The majority of suppliers that offer green tariffs actually buy power from the wholesale market (an anonymous pool of fossil, renewable and nuclear power). Thanks to a quirk of regulation, they can then legally call their tariffs “100% renewable”, as long as they buy up enough certificates (known in the industry as “REGOs” and “GoOs”) to greenwash their power.
These certificates were introduced in 2009 in a well-meaning attempt to help customers understand where their power comes from, but they can be readily and cheaply traded separately from the power they relate to. It costs a supplier less than £1.50 per year to buy enough of these certificates to make the power they supply to an average customer appear green.
So, environmentally-motivated customers who imagine they are getting green electricity fresh from a wind or solar farm, are in most cases getting bog-standard brown power, plus a few more-or-less meaningless certificates.
The practice has been going on for years, but politicians and policymakers have started to wake up to the fact that it’s a case of mis-selling that affects millions of customers – on a scale with the Payment Protection Insurance scandal.
The Energy White Paper, published in December last year, promised a government consultation in 2021 on “how to ensure consumers receive transparent information when choosing an energy product, for example quantifying the additional environmental benefits of a tariff marketed as ‘green’”.

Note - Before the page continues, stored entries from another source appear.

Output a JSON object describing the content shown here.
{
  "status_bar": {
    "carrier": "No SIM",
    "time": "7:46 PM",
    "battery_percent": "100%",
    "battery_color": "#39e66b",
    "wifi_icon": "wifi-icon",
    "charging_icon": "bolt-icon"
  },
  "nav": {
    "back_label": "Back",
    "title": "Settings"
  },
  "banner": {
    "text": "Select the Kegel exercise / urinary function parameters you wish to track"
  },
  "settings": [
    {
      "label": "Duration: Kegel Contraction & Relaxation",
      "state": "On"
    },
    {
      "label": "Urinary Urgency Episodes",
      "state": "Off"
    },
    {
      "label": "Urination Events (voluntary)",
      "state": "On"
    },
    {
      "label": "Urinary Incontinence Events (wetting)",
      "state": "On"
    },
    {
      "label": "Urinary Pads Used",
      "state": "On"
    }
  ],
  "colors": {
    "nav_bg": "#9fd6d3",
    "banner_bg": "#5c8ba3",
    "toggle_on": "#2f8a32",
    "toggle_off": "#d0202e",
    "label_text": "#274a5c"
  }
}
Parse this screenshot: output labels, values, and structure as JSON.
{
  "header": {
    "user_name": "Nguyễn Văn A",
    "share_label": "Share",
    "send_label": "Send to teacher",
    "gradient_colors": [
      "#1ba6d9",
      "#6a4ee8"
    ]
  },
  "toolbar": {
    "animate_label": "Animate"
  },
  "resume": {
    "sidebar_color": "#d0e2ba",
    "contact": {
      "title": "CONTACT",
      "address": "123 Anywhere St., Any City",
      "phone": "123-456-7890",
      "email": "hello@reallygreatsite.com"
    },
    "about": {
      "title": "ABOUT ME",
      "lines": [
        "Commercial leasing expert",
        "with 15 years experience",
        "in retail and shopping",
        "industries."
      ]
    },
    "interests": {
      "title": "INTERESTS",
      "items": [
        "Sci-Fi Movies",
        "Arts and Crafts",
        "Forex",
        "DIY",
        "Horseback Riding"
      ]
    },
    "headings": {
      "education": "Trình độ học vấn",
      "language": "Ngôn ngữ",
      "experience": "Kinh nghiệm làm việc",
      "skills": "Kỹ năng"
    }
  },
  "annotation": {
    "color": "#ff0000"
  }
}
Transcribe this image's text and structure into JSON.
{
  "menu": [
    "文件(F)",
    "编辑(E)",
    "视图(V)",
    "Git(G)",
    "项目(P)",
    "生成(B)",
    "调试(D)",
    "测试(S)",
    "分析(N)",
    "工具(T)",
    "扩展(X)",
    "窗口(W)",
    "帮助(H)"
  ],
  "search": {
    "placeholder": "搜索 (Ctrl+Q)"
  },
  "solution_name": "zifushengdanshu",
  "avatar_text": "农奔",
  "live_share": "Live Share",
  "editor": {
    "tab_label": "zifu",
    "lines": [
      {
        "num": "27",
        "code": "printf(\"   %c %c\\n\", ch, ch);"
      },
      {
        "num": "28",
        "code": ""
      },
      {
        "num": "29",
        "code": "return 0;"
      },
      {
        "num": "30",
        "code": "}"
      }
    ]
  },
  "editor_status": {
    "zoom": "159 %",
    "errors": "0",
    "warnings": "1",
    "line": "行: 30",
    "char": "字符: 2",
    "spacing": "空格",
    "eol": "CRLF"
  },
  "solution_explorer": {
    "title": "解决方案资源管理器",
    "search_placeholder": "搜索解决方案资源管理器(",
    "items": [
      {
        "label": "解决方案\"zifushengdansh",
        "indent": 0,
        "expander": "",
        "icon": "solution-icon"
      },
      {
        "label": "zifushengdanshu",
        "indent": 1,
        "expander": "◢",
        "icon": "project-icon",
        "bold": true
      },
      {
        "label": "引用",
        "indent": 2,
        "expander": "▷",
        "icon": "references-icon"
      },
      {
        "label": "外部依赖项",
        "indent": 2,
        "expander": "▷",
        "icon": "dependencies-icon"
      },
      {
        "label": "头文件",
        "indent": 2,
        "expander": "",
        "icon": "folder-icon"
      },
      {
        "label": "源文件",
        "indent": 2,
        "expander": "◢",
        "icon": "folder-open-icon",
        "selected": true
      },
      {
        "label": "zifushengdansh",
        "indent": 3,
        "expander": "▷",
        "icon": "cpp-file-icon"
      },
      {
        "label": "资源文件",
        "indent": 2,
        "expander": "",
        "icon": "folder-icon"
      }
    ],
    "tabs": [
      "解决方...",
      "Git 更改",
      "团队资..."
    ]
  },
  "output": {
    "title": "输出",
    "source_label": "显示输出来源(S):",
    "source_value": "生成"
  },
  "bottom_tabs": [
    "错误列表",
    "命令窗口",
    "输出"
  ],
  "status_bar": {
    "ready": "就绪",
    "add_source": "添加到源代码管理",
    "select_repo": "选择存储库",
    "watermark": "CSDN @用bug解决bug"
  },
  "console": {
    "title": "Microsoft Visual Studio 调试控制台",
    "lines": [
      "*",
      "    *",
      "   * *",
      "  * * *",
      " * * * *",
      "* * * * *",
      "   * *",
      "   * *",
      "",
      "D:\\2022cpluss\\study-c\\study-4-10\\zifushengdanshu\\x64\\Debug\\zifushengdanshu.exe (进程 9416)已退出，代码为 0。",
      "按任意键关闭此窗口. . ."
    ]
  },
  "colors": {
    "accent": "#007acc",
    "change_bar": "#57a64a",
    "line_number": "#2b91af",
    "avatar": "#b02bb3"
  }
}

There is also a growing recognition that greenwashing is a serious problem in more markets than just energy. The Financial Conduct Authority – and equivalent EU regulators – are responding to concerns about the green credentials of financial products. And the Competition and Markets Authority is currently looking at misleading environmental claims in relation to goods and services across a very wide range of markets.
Consumers are far more environmentally conscious than just a few years ago. Polling ahead of the 2019 general election, for example, put climate change and the environment among the top-three voter issues for the first time ever, ahead of immigration, education, housing and inequality.
It seems some businesses have been exploiting this consumer zeal – but there is every sign that reform is on the way to close loopholes and ensure greater transparency and consumer confidence. In the meantime, caveat emptor.